Written by Rudy Botha

How often have you heard statements like, “Roads are for cars. Cars and bicycles don’t mix well, so get off the road and practice your hobby somewhere else.” There are probably a few profanities missing in that statement and it is usually followed up by emotionally charged, witty, but irrelevant metaphors that take the conversation around in circles. So, let’s settle this once and for all, and every time someone comes out with that line, remind them why cycling is important to everyone.



Firstly, motorised vehicles and bicycles have the same rights on the road in all states (although there are some specific rules applied to each). This fact takes some getting used to for some, but most people accept it and respect cyclists as legitimate road users. But a minority still think using this right is a selfish act: Footy players go to a stadium, tennis players to a tennis court, so why do cyclists insist on using public roads for their own enjoyment?

 “If you want to stay healthy, that’s fine, but go to a park or the velodrome and stay of my road.”

An alternative transport option

The key thing to realise is that although cycling is generally seen as a sport, it is also a very effective form of transport and a lot of “weekend warriors” also use cycling as their preferred mode of transport. It has, roughly speaking, zero pollution and zero noise pollution. It requires considerably less infrastructure funding and leads to a healthier lifestyle, which means the health system is under less financial strain.

Undeniably we will always be dependant on cars and trucks and this is not an attack on the right to own and drive a car, or earning your living as a tradie. Instead it is an explanation on why we need to make cycling more attractive and a bigger part of our transport infrastructure so that the people that want to make use of it can make use of it.

Roads are also extremely expensive to build and the more you build, the more traffic is induced, so in most cases congestion doesn’t change by just adding more and more tarmac. Occasionally highly localised traffic problems can be addressed by improving flow at a specific bottleneck, but this doesn’t alleviate overall city-wide congestion. In the end it is not rocket science –less cars on the road mean less traffic.

Why not just use public transport then? Public transport is a very good option to move masses of people around, but also a very expensive one. Sydney’s new North West Rail link is budgeted at $8.3 billion and existing services are already overcrowded despite the fact that it is an expensive commuter option.

Choosing the preferred mode of transport



A world-class city needs to have an integrated transport system that combines all forms of transport: Walking, cycling, public transport and driving, in that order of preference. This doesn’t mean we all need to walk or cycle to work, but instead that each has its own place and we need to encourage the best option first and promote multimode transport (for example, using a train and walking from and to the train station).

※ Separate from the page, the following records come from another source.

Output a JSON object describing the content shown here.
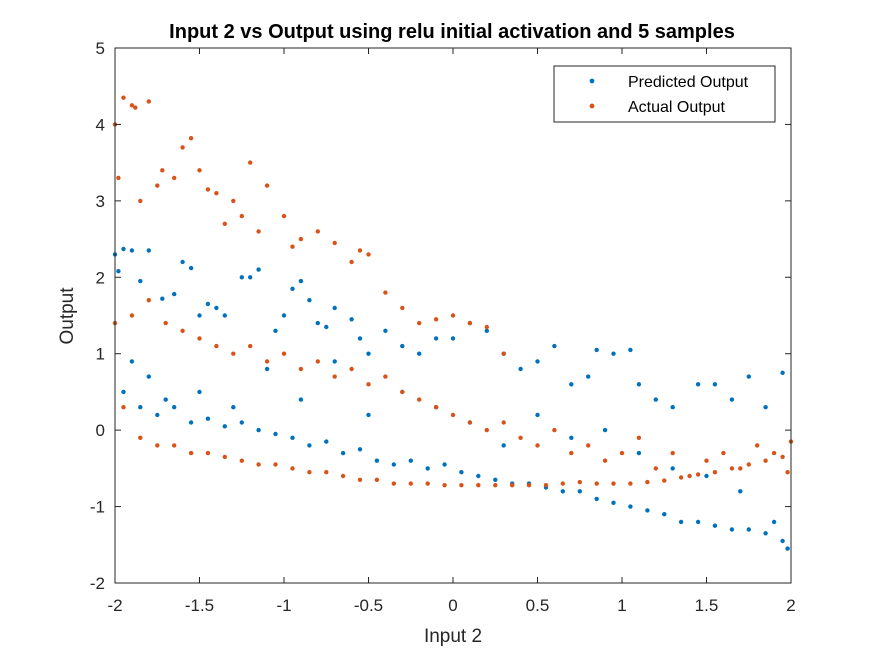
{
  "chart_data": {
    "type": "scatter",
    "title": "Input 2 vs Output using relu initial activation and 5 samples",
    "xlabel": "Input 2",
    "ylabel": "Output",
    "xlim": [
      -2,
      2
    ],
    "ylim": [
      -2,
      5
    ],
    "xticks": [
      -2,
      -1.5,
      -1,
      -0.5,
      0,
      0.5,
      1,
      1.5,
      2
    ],
    "xtick_labels": [
      "-2",
      "-1.5",
      "-1",
      "-0.5",
      "0",
      "0.5",
      "1",
      "1.5",
      "2"
    ],
    "yticks": [
      -2,
      -1,
      0,
      1,
      2,
      3,
      4,
      5
    ],
    "ytick_labels": [
      "-2",
      "-1",
      "0",
      "1",
      "2",
      "3",
      "4",
      "5"
    ],
    "legend_position": "top-right",
    "series": [
      {
        "name": "Predicted Output",
        "color": "#0072BD",
        "points": [
          [
            -2.0,
            2.3
          ],
          [
            -1.98,
            2.08
          ],
          [
            -1.95,
            2.37
          ],
          [
            -1.9,
            2.35
          ],
          [
            -1.85,
            1.95
          ],
          [
            -1.8,
            2.35
          ],
          [
            -1.72,
            1.72
          ],
          [
            -1.65,
            1.78
          ],
          [
            -1.6,
            2.2
          ],
          [
            -1.55,
            2.12
          ],
          [
            -1.5,
            1.5
          ],
          [
            -1.45,
            1.65
          ],
          [
            -1.4,
            1.6
          ],
          [
            -1.35,
            1.5
          ],
          [
            -1.25,
            2.0
          ],
          [
            -1.2,
            2.0
          ],
          [
            -1.15,
            2.1
          ],
          [
            -1.05,
            1.3
          ],
          [
            -1.0,
            1.5
          ],
          [
            -0.95,
            1.85
          ],
          [
            -0.9,
            1.95
          ],
          [
            -0.85,
            1.7
          ],
          [
            -0.8,
            1.4
          ],
          [
            -0.75,
            1.35
          ],
          [
            -0.7,
            1.6
          ],
          [
            -0.6,
            1.45
          ],
          [
            -0.55,
            1.2
          ],
          [
            -0.5,
            1.0
          ],
          [
            -0.4,
            1.3
          ],
          [
            -0.3,
            1.1
          ],
          [
            -0.2,
            1.0
          ],
          [
            -0.1,
            1.2
          ],
          [
            0.0,
            1.2
          ],
          [
            0.1,
            1.4
          ],
          [
            0.2,
            1.3
          ],
          [
            0.3,
            1.0
          ],
          [
            0.4,
            0.8
          ],
          [
            0.5,
            0.9
          ],
          [
            0.6,
            1.1
          ],
          [
            0.7,
            0.6
          ],
          [
            0.8,
            0.7
          ],
          [
            0.85,
            1.05
          ],
          [
            0.95,
            1.0
          ],
          [
            1.05,
            1.05
          ],
          [
            1.1,
            0.6
          ],
          [
            1.2,
            0.4
          ],
          [
            1.3,
            0.3
          ],
          [
            1.45,
            0.6
          ],
          [
            1.55,
            0.6
          ],
          [
            1.65,
            0.4
          ],
          [
            1.75,
            0.7
          ],
          [
            1.85,
            0.3
          ],
          [
            1.95,
            0.75
          ],
          [
            -1.95,
            0.5
          ],
          [
            -1.85,
            0.3
          ],
          [
            -1.75,
            0.2
          ],
          [
            -1.65,
            0.3
          ],
          [
            -1.55,
            0.1
          ],
          [
            -1.45,
            0.15
          ],
          [
            -1.35,
            0.05
          ],
          [
            -1.25,
            0.1
          ],
          [
            -1.15,
            0.0
          ],
          [
            -1.05,
            -0.05
          ],
          [
            -0.95,
            -0.1
          ],
          [
            -0.85,
            -0.2
          ],
          [
            -0.75,
            -0.15
          ],
          [
            -0.65,
            -0.3
          ],
          [
            -0.55,
            -0.25
          ],
          [
            -0.45,
            -0.4
          ],
          [
            -0.35,
            -0.45
          ],
          [
            -0.25,
            -0.4
          ],
          [
            -0.15,
            -0.5
          ],
          [
            -0.05,
            -0.45
          ],
          [
            0.05,
            -0.55
          ],
          [
            0.15,
            -0.6
          ],
          [
            0.25,
            -0.65
          ],
          [
            0.35,
            -0.7
          ],
          [
            0.45,
            -0.7
          ],
          [
            0.55,
            -0.75
          ],
          [
            0.65,
            -0.8
          ],
          [
            0.75,
            -0.8
          ],
          [
            0.85,
            -0.9
          ],
          [
            0.95,
            -0.95
          ],
          [
            1.05,
            -1.0
          ],
          [
            1.15,
            -1.05
          ],
          [
            1.25,
            -1.1
          ],
          [
            1.35,
            -1.2
          ],
          [
            1.45,
            -1.2
          ],
          [
            1.55,
            -1.25
          ],
          [
            1.65,
            -1.3
          ],
          [
            1.75,
            -1.3
          ],
          [
            1.85,
            -1.35
          ],
          [
            1.95,
            -1.45
          ],
          [
            1.98,
            -1.55
          ],
          [
            -1.9,
            0.9
          ],
          [
            -1.8,
            0.7
          ],
          [
            -1.7,
            0.4
          ],
          [
            -1.5,
            0.5
          ],
          [
            -1.3,
            0.3
          ],
          [
            -1.1,
            0.8
          ],
          [
            -0.9,
            0.4
          ],
          [
            -0.7,
            0.9
          ],
          [
            -0.5,
            0.2
          ],
          [
            -0.3,
            0.5
          ],
          [
            -0.1,
            0.3
          ],
          [
            0.1,
            0.1
          ],
          [
            0.3,
            -0.2
          ],
          [
            0.5,
            0.2
          ],
          [
            0.7,
            -0.1
          ],
          [
            0.9,
            0.0
          ],
          [
            1.1,
            -0.3
          ],
          [
            1.3,
            -0.5
          ],
          [
            1.5,
            -0.6
          ],
          [
            1.7,
            -0.8
          ],
          [
            1.9,
            -1.2
          ]
        ]
      },
      {
        "name": "Actual Output",
        "color": "#D95319",
        "points": [
          [
            -2.0,
            4.0
          ],
          [
            -1.98,
            3.3
          ],
          [
            -1.95,
            4.35
          ],
          [
            -1.9,
            4.25
          ],
          [
            -1.88,
            4.22
          ],
          [
            -1.85,
            3.0
          ],
          [
            -1.8,
            4.3
          ],
          [
            -1.75,
            3.2
          ],
          [
            -1.72,
            3.4
          ],
          [
            -1.65,
            3.3
          ],
          [
            -1.6,
            3.7
          ],
          [
            -1.55,
            3.82
          ],
          [
            -1.5,
            3.4
          ],
          [
            -1.45,
            3.15
          ],
          [
            -1.4,
            3.1
          ],
          [
            -1.35,
            2.7
          ],
          [
            -1.3,
            3.0
          ],
          [
            -1.25,
            2.8
          ],
          [
            -1.2,
            3.5
          ],
          [
            -1.15,
            2.6
          ],
          [
            -1.1,
            3.2
          ],
          [
            -1.0,
            2.8
          ],
          [
            -0.95,
            2.4
          ],
          [
            -0.9,
            2.5
          ],
          [
            -0.8,
            2.6
          ],
          [
            -0.7,
            2.45
          ],
          [
            -0.6,
            2.2
          ],
          [
            -0.55,
            2.35
          ],
          [
            -0.5,
            2.3
          ],
          [
            -0.4,
            1.8
          ],
          [
            -0.3,
            1.6
          ],
          [
            -0.2,
            1.4
          ],
          [
            -0.1,
            1.45
          ],
          [
            0.0,
            1.5
          ],
          [
            0.1,
            1.4
          ],
          [
            0.2,
            1.35
          ],
          [
            0.3,
            1.0
          ],
          [
            -2.0,
            1.4
          ],
          [
            -1.9,
            1.5
          ],
          [
            -1.8,
            1.7
          ],
          [
            -1.7,
            1.4
          ],
          [
            -1.6,
            1.3
          ],
          [
            -1.5,
            1.2
          ],
          [
            -1.4,
            1.1
          ],
          [
            -1.3,
            1.0
          ],
          [
            -1.2,
            1.1
          ],
          [
            -1.1,
            0.9
          ],
          [
            -1.0,
            1.0
          ],
          [
            -0.9,
            0.8
          ],
          [
            -0.8,
            0.9
          ],
          [
            -0.7,
            0.7
          ],
          [
            -0.6,
            0.8
          ],
          [
            -0.5,
            0.6
          ],
          [
            -0.4,
            0.7
          ],
          [
            -0.3,
            0.5
          ],
          [
            -0.2,
            0.4
          ],
          [
            -0.1,
            0.3
          ],
          [
            0.0,
            0.2
          ],
          [
            0.1,
            0.1
          ],
          [
            0.2,
            0.0
          ],
          [
            0.3,
            0.1
          ],
          [
            0.4,
            -0.1
          ],
          [
            0.5,
            -0.2
          ],
          [
            0.6,
            0.0
          ],
          [
            0.7,
            -0.3
          ],
          [
            0.8,
            -0.2
          ],
          [
            0.9,
            -0.4
          ],
          [
            1.0,
            -0.3
          ],
          [
            1.1,
            -0.1
          ],
          [
            1.2,
            -0.5
          ],
          [
            1.3,
            -0.3
          ],
          [
            1.4,
            -0.6
          ],
          [
            1.5,
            -0.4
          ],
          [
            1.6,
            -0.3
          ],
          [
            1.7,
            -0.5
          ],
          [
            1.8,
            -0.2
          ],
          [
            1.9,
            -0.3
          ],
          [
            2.0,
            -0.15
          ],
          [
            -1.95,
            0.3
          ],
          [
            -1.85,
            -0.1
          ],
          [
            -1.75,
            -0.2
          ],
          [
            -1.65,
            -0.2
          ],
          [
            -1.55,
            -0.3
          ],
          [
            -1.45,
            -0.3
          ],
          [
            -1.35,
            -0.35
          ],
          [
            -1.25,
            -0.4
          ],
          [
            -1.15,
            -0.45
          ],
          [
            -1.05,
            -0.45
          ],
          [
            -0.95,
            -0.5
          ],
          [
            -0.85,
            -0.55
          ],
          [
            -0.75,
            -0.55
          ],
          [
            -0.65,
            -0.6
          ],
          [
            -0.55,
            -0.65
          ],
          [
            -0.45,
            -0.65
          ],
          [
            -0.35,
            -0.7
          ],
          [
            -0.25,
            -0.7
          ],
          [
            -0.15,
            -0.7
          ],
          [
            -0.05,
            -0.72
          ],
          [
            0.05,
            -0.72
          ],
          [
            0.15,
            -0.72
          ],
          [
            0.25,
            -0.72
          ],
          [
            0.35,
            -0.72
          ],
          [
            0.45,
            -0.72
          ],
          [
            0.55,
            -0.72
          ],
          [
            0.65,
            -0.7
          ],
          [
            0.75,
            -0.68
          ],
          [
            0.85,
            -0.7
          ],
          [
            0.95,
            -0.7
          ],
          [
            1.05,
            -0.7
          ],
          [
            1.15,
            -0.68
          ],
          [
            1.25,
            -0.66
          ],
          [
            1.35,
            -0.62
          ],
          [
            1.45,
            -0.58
          ],
          [
            1.55,
            -0.55
          ],
          [
            1.65,
            -0.5
          ],
          [
            1.75,
            -0.45
          ],
          [
            1.85,
            -0.4
          ],
          [
            1.95,
            -0.35
          ],
          [
            1.98,
            -0.55
          ]
        ]
      }
    ]
  }
}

Cycleways are more efficient in moving people around than roads and should be implemented as a key component of an integrated transport system. Because it makes cycling safer, it will encourage more people to cycle and will also ensure those “bloody Lycra boys” are out of the way. The result will be less congestion on the roads and will also allow people more freedom: Drive if you have to drive; cycle if it is a practical solution and your personal choice.

Get on board

Australia’s cycling infrastructure is lagging far behind other developed countries, maybe because governments and voters don’t realise the advantages it offers and the problems that it can solve. Governments will only get serious about it when it becomes a key voting topic so everyone needs to get on board.

We can argue endlessly about the fact that cyclists are also responsible for accidents with cars (but only at fault 13% of the time), run red lights, don’t use cycleways and don’t pay registration. Ironically when it comes to “paying for the road” some countries do the opposite by means of tax breaks to cyclists and the French is trailing a scheme to pay cyclists for commuting via bicycle.  This is because cycling commuters actually saves governments’ and TAX payers money. All this perceived negativity, true or false, doesn’t take anything away from the massive advantages cycling commuting offers to all people – even the ones not making use of it.

Cycleways will never run to every home or every workplace so we will always need to share the roads, but no doubt that proper segregated cycleways (not just a few coats of green paint) will ease tension between motorists and cyclists, especially where cyclists can be taken off busy, dangerous roads and intersections.

So here is a message to motorists: Next time you are stuck in traffic and see a cyclist whooshing by, consider supporting their calls for better cycling infrastructure - for your own benefit. They might not be angels solving all the world’s problems, but what they do makes a small difference. Give them equal respect or if that’s too much, at least tolerance. You don’t have to get on a bike yourself, you don’t even have to like cyclists, but you can still help to transform our gridlocked, tar-covered cities into fantastic Liveable Cities.